Friday, August 15, 2014

Computing exact p-values to improve your shotgun proteomics



You know what I love?  When people start applying nice statistics to proteomics data.  A lot of these datasets are geting far too large for us to say "x is twice y".  But we all have a lot on our plates.  We can't just take a bunch of stats classes (believe me, I'm trying and I've already had to drop on that I paid for this summer...) in order to get caught up.  We need good, trustworthy, time tested stats built into our processing schemes.

Why not go for simple p-values?
Because, obviously, it isn't that simple, dummy!
HAHA!  But it turns out that it is!

JJ Howbert and Bill Noble think it is and they have some really good evidence.  Check out this paper (it appears to be open access) in press at MCP.

In this study, they went to the original Xcorr values assigned by Sequest and looked at the total score distribution across all the peptide-spectral matches.  At this level, they were able to determine the probability that their test hypothesis (in this case, the Xcorr value) was true, cause that's what p-values do.

When they went back and ranked their peptides by p-value, rather than Xcorr, they found they had a much more accurate measurement of PSM validity than merely saying "anything above an Xcorr of 2.0 is trustworthy" (which is what most of us have been doing all along, be honest, and we've all secretly known it was silly.  It's like saying a TMT fold regulation of 1.25 is significant.  It's just us being lazy....)

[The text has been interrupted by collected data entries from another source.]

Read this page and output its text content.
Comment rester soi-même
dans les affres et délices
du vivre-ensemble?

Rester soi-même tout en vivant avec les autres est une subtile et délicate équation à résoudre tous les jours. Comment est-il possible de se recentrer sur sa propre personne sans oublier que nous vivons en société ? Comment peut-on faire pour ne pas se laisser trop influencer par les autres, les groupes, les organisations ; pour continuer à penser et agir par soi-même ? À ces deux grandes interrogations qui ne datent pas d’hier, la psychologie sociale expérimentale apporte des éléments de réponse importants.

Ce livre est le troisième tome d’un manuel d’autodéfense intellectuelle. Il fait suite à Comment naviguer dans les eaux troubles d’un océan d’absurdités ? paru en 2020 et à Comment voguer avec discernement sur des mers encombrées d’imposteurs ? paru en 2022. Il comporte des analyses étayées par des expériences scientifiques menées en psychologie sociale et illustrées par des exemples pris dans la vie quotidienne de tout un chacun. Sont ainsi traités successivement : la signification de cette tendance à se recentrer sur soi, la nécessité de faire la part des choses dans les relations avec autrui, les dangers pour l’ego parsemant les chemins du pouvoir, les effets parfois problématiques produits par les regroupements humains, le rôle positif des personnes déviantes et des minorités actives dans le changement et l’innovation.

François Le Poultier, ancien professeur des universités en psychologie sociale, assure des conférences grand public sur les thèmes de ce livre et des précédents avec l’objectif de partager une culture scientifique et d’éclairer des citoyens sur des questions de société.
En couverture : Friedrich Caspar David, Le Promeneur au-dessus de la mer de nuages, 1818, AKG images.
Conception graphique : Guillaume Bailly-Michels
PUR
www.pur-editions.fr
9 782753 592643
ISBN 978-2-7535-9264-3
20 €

Awesome, right?  As proof of principle, they compared the same data set to a bunch of different engines and, predictably, this worked better than the other engines tested.

What about Percolator?!?!

This is where I don't know quite enough Greek letters..or at least when you're adding and dividing them it does a funny thing to my brain.  What I know this morning?  They were able to work this pipeline into Percolator and I fell asleep.  They come from the same place.  Of course it works with Percolator!


2 comments:

  1. Thanks for the plug. We think it's cool too.

    BTW, the first author's name is spelled Howbert, not Howert, and Will goes by Bill, FWIW.

    First author

    ReplyDelete
  2. Jeff,
    Thanks for reading, the corrections, and the awesome paper!